If you have the right team, discipline for practices, and the right leadership
it works wonders. I've seen it.

The problem it that it's misused like I said in my post. It's not understood.
And therefore will lead to the conclusion, that not only it doesn't work, we
were conned to believe it did.

------
Craiggybear
Agile _is_ snake oil. And I've never seen it done well in either the public or
private sector.

All starts with good intentions -- but the road to hell is paved with good
intentions. Then you discover someone doesn't actually know what they're
_really_ meant to be doing.

Agile sucks. I saw a huge team over two years produce absolutely _nothing_
despite the cash being spent on the project.

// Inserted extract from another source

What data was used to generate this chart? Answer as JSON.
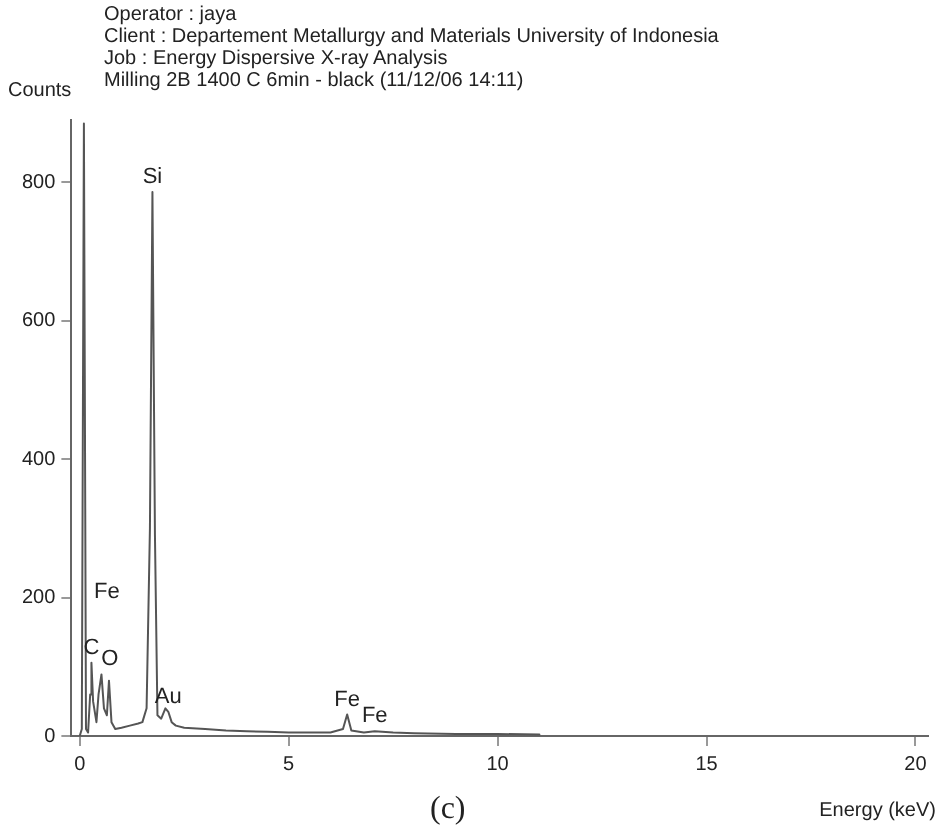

I did a spot of cowboy coding over a week on this, just for fun (I was working
on a different project but understood what their team was supposed to be doing
because it had overlap with our work), and had a fully working model up and
running with full database and business logic in place ... demoed it and it
was extremely well received. Then it was immediately buried to save the dev
team managements' face.

I left shortly after that. This is the kind of shit nobody needs.